Making a decision between the two options in a small program like this will probably not matter much. However, it is all about understanding the fundamentals of the programming language. We will analyze each option.

Let’s start analyzing option 1, or using &String as the type of data parameter. Remember when we used this alternative, the variable my_string in the main was a String type.

fn main() {
    let my_string = String::from("Understanding the String concept?");
 
    print_data(&my_string);

    print!("printing inside main {}", my_string); 
}

fn  print_data(data: &String) {
    println!("printing my data {} ", data);
}

We only had to pass the reference my_string to trigger print_data function, which means my_string still has the ownership of the data in a heap.

However, what if we make a change in the code, and instead of defining a my_string variable, we define a my_str variable, where my_str has a type of &str?

Assume we are going to call the print_data function using the borrowed data of my_str. However, it wouldn’t be possible to do this operation unless we generate a String off of the string literal borrowed in my_str, as print_data only accepts data parameter of type &String.

fn main() {
    let my_str = "This is a str";

    // converting the str to String is an expensive operation
    print_data(&my_str.to_string()); 
 
    print!("printing inside main {}", my_str); 
}

fn  print_data(data: &String) {
    println!("printing my data {} ", data);
}

When using &my_str.to_string(), data is still passed by reference (&). However, there’s also data allocation in a heap as we make it a String, which is itself an expensive operation when compared to only passing the reference.

Let’s look at option 2, or using &str as the type of data parameter. We are going to start with using my_string variable which has a type of String.

fn main() {
    let my_string = String::from("Understanding the String concept?");
 
    print_data(&my_string);

    print!("printing inside main {}", my_string); 
}

fn  print_data(data: &str) {
    println!("printing my data {} ", data);
}

Notice we only needed to pass the borrowed state of my_string to print_data as String can convert to a string slice automatically. This process requires only to pass the reference. At this point we haven’t allocated any additional data in the heap besides the string literal stored in my_string.

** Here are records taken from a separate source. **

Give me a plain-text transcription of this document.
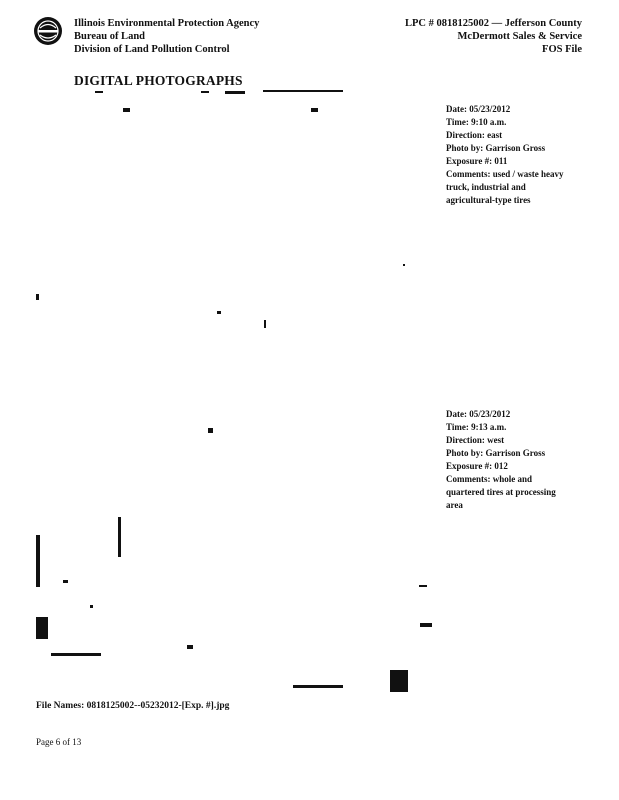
Illinois Environmental Protection Agency
Bureau of Land
Division of Land Pollution Control
LPC # 0818125002 — Jefferson County
McDermott Sales & Service
FOS File
DIGITAL PHOTOGRAPHS
Date: 05/23/2012
Time: 9:10 a.m.
Direction: east
Photo by: Garrison Gross
Exposure #: 011
Comments: used / waste heavy truck, industrial and agricultural-type tires
Date: 05/23/2012
Time: 9:13 a.m.
Direction: west
Photo by: Garrison Gross
Exposure #: 012
Comments: whole and quartered tires at processing area
File Names: 0818125002--05232012-[Exp. #].jpg
Page 6 of 13
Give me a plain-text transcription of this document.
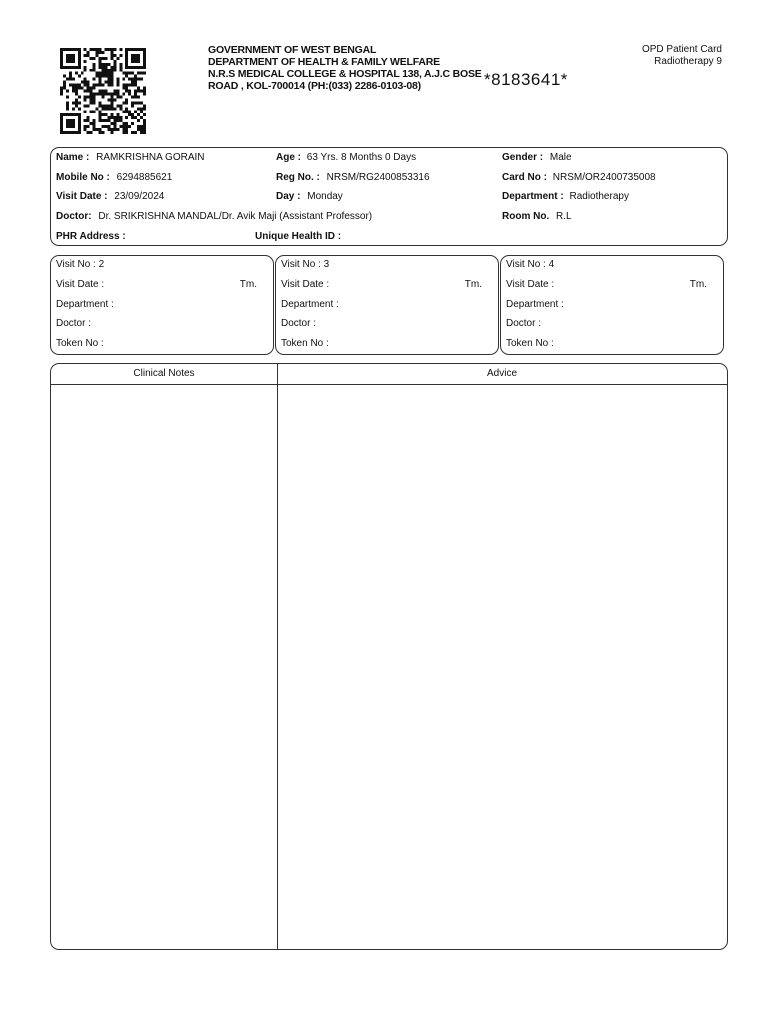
GOVERNMENT OF WEST BENGAL
DEPARTMENT OF HEALTH & FAMILY WELFARE
N.R.S MEDICAL COLLEGE & HOSPITAL 138, A.J.C BOSE
ROAD , KOL-700014 (PH:(033) 2286-0103-08)	*8183641*
OPD Patient Card
Radiotherapy 9
Name : RAMKRISHNA GORAIN	Age : 63 Yrs. 8 Months 0 Days	Gender : Male
Mobile No : 6294885621	Reg No. : NRSM/RG2400853316	Card No : NRSM/OR2400735008
Visit Date : 23/09/2024	Day : Monday	Department : Radiotherapy
Doctor: Dr. SRIKRISHNA MANDAL/Dr. Avik Maji (Assistant Professor)	Room No. R.L
PHR Address :	Unique Health ID :
Visit No : 2
Visit Date :	Tm.
Department :
Doctor :
Token No :
Visit No : 3
Visit Date :	Tm.
Department :
Doctor :
Token No :
Visit No : 4
Visit Date :	Tm.
Department :
Doctor :
Token No :
Clinical Notes	Advice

Now, let’s change my_string to use a &str variable called my_str.

 fn main() {
    let my_str = "This is a str";
 
    print_data(my_str);

    print!("printing inside main {}", my_str); 
}

fn  print_data(data: &str) {
    println!("printing my data {} ", data);
}

In this case, we are only passing the reference of my_str.

Notice how there’s an impact in performance when using data: &String or data: &str. Typically, the type &str is useful when passed as a function parameter as there is no need to create a copy into another String .

However, that doesn’t mean you should always have function parameters with the type of &str. It all comes down to what you are intending to achieve in your Rust program.

Conclusion

All in all, understanding the differences between a str and a String is a challenge itself. Knowing a str is a primitive type and a String is a built-in struct, doesn’t help much when deciding what to choose in our code.

Also, learning the differences between the two allows us to get a deeper understanding of how the Rust programming language works and getting a good grasp of concepts such as ownership, which main purpose is to optimize memory management. This can make a difference in the performance of your program, even when making little changes in the code.